Mark Haagen filed a lawsuit against Fortune Industries on April 9 and is seeking class-action status on behalf of certain shareholders, charging that the price offered for each share they own in the company is too low.
Terms of the sale announced March 30 call for shareholders who own 500 shares or fewer to receive 61 cents per share, which Fortune Industries said represents a 22-percent premium over the 200-day moving average share price as of March 20.
Shares of the thinly traded company are fetching 24 cents each but have been priced as high as 90 cents apiece during the past year.
Haagen claims that Fortune Industries, if properly shopped on the open market, would bring a price “materially in excess of the amount offered in the buyout transaction.”
The company is set to be purchased by CEP Inc., a holding company led by Fortune Industries CEO Tena Mayberry and Chief Financial Officer Randy Butler, in a buyout that values the company at $30.5 million. The new ownership would retain the Fortune Industries name.
Carter M. Fortune, the chairman and majority shareholder, would sell CEP his preferred shares, which would be converted to common stock. Upon completion of the stock conversion, total outstanding common stock of the company is expected to exceed 50 million shares.
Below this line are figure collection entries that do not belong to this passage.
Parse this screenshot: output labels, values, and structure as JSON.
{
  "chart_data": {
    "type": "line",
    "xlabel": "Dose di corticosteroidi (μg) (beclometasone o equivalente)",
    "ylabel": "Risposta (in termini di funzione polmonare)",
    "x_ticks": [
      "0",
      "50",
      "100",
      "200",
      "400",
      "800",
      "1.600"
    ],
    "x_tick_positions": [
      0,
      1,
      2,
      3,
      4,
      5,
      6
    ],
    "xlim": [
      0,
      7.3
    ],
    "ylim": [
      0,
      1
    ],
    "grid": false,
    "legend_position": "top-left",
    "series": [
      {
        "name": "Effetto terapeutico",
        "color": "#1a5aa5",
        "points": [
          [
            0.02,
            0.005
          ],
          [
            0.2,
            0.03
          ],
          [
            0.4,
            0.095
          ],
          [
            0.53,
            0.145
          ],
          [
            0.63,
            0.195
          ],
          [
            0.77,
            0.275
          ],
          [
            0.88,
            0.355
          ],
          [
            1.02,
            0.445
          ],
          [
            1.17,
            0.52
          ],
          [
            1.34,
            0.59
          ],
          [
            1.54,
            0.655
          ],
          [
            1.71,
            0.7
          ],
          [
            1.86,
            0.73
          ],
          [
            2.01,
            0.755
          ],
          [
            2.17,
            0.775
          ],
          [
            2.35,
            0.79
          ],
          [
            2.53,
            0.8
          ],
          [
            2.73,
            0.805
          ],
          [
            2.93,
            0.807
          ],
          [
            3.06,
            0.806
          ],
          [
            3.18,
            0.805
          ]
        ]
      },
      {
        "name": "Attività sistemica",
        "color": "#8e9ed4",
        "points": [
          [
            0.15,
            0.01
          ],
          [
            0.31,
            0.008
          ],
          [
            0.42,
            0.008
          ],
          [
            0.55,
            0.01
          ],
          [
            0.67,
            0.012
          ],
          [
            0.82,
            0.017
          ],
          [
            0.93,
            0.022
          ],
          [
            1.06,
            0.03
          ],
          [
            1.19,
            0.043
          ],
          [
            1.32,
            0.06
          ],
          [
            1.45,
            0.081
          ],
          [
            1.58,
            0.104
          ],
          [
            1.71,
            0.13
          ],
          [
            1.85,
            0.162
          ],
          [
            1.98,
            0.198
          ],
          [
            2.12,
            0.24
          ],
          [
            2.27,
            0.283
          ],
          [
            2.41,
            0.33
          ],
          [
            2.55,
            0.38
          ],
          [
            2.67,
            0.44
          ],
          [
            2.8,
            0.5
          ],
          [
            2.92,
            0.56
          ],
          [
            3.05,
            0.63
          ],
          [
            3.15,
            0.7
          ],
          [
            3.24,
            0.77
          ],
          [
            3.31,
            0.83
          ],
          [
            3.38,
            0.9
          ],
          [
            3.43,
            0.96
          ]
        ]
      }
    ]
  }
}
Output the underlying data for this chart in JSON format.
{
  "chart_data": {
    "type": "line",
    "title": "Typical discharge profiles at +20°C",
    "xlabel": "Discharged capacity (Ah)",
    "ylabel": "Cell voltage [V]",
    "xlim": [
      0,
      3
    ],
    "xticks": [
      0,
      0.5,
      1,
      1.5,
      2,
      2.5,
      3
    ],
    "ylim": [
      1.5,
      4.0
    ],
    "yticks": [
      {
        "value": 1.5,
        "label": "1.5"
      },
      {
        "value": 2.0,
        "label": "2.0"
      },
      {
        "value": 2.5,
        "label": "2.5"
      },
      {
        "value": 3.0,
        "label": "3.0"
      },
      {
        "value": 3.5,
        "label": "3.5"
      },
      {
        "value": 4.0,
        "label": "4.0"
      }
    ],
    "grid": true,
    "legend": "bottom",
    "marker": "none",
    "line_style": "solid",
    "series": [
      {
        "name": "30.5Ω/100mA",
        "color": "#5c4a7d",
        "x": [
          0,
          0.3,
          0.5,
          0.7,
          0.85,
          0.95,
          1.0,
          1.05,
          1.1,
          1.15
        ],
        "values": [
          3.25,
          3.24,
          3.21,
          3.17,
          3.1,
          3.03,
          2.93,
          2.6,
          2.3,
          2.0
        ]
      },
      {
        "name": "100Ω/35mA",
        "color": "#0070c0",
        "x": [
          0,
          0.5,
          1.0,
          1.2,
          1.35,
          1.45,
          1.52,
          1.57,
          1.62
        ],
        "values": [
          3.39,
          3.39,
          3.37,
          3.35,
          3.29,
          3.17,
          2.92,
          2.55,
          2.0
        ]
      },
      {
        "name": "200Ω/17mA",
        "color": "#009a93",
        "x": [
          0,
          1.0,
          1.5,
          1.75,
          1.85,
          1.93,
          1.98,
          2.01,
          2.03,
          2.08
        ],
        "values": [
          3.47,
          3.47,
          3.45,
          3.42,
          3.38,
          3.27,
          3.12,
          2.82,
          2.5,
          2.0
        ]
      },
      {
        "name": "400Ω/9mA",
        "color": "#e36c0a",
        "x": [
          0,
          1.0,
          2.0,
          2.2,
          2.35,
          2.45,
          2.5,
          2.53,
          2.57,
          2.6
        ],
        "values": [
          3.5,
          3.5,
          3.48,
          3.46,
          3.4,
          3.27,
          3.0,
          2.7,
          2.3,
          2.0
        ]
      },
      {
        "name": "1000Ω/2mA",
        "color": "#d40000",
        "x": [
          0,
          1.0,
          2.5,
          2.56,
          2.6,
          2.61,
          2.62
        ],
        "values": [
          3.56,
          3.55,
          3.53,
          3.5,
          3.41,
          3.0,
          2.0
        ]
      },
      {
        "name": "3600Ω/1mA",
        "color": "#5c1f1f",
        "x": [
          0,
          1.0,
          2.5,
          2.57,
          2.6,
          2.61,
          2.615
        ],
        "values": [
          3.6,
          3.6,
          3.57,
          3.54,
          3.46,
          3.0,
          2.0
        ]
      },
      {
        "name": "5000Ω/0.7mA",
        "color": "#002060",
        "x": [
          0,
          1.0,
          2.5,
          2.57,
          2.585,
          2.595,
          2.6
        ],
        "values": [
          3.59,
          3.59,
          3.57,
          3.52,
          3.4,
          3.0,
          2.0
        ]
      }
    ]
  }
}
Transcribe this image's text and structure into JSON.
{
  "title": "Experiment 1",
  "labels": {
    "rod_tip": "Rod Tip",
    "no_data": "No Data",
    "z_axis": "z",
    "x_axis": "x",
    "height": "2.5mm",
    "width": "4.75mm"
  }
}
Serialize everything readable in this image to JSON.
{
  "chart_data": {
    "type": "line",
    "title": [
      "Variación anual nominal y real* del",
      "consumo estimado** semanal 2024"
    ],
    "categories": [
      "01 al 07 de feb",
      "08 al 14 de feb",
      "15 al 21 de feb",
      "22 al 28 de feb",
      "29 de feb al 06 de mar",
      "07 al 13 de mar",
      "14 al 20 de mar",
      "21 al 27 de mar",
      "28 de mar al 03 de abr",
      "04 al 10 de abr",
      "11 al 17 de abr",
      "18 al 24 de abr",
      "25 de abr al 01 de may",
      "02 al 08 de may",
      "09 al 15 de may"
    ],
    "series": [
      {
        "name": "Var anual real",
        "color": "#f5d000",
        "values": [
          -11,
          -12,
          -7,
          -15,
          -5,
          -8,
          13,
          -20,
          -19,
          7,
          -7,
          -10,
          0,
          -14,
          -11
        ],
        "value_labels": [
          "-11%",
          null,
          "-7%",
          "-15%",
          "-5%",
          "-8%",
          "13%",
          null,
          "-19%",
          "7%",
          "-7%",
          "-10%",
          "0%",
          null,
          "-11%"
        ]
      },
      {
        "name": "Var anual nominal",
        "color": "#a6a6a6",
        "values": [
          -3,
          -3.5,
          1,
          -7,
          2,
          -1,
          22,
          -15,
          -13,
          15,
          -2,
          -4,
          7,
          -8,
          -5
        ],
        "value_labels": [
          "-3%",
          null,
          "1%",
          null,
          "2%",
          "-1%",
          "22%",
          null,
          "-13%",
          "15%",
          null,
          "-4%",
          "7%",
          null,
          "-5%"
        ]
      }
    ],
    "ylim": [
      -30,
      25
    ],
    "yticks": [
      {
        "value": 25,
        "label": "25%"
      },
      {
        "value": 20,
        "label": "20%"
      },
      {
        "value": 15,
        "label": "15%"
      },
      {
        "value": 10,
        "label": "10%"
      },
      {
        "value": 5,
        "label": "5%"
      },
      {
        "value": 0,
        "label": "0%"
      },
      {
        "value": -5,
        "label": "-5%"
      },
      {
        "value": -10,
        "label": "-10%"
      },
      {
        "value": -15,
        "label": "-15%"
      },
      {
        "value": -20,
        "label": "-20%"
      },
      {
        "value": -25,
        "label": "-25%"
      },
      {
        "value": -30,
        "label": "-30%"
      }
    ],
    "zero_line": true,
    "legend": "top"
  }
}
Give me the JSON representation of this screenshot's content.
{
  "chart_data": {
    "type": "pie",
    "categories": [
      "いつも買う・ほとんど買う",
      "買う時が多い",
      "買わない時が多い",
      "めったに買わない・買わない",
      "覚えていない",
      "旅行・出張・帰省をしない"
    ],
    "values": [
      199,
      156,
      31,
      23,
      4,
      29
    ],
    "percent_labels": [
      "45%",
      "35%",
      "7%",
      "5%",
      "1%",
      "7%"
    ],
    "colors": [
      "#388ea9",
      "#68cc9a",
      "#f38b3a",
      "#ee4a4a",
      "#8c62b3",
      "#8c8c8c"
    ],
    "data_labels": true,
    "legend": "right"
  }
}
“The buyout represents an opportunistic effort to free Mr. Fortune from future dealings with Fortune’s public shareholders at a discount from the fair value of their shares,” Haagen charged in the complaint. “The merger price does not represent fair value, and is the product of an inadequate and unfair process, thereby damaging the company’s shareholders.”
The lawsuit filed in Marion Superior Court does not indicate what company stockholders think would be a fair price for Fortune Industries to offer for their shares.
The suit names as defendants Fortune, Mayberry and company directors Paul J. Hayes, David A. Berry and Richard F. Suja, in addition to Fortune Industries and CEP.
Haagen wants a judge to stop the transaction or, if the sale is completed, to award them damages based on charges that executives and directors breached their fiduciary duty by approving the purchase.
Calls to Fortune’s headquarters at 6402 Corporate Drive on the city’s northwest side were not returned.
Also under the terms of the sale, stockholders of Fortune Industries who own 501 or more shares would receive an equal number of shares in the new company.
Haagen’s lawsuit argues on behalf of those shareholders that they, too, should be compensated for relinquishing control in the company to management.
Shareholders are represented locally by Indianapolis law firm Cohen & Malad LLP, which has built a national reputation representing plaintiffs in class-action disputes. Lead counsel is New York-based Brower Piven.
Including Brower Piven, at least six law firms have released statements since Fortune Industries announced the sale, saying that they’re investigating the transaction on behalf of company shareholders. The firms say the conversion of stock may be unfair to shareholders, as well as the process by which directors considered the transaction.
Shareholders of Fortune Industries are set to vote on the transaction after all regulatory conditions are met, including any comments from the Securities and Exchange Commission.
A company executive said in March that directors voted to take Fortune Industries private because it has realized no benefits from being publicly traded and has incurred significant costs complying with federal regulations.
In its last fiscal year ended June 30, Fortune Industries earned $1.3 million on revenue of $64.3 million.
Founded in 2000, the company has shifted its focus the past three years from a diversified holding company to a professional employer organization. It has clients in 47 states.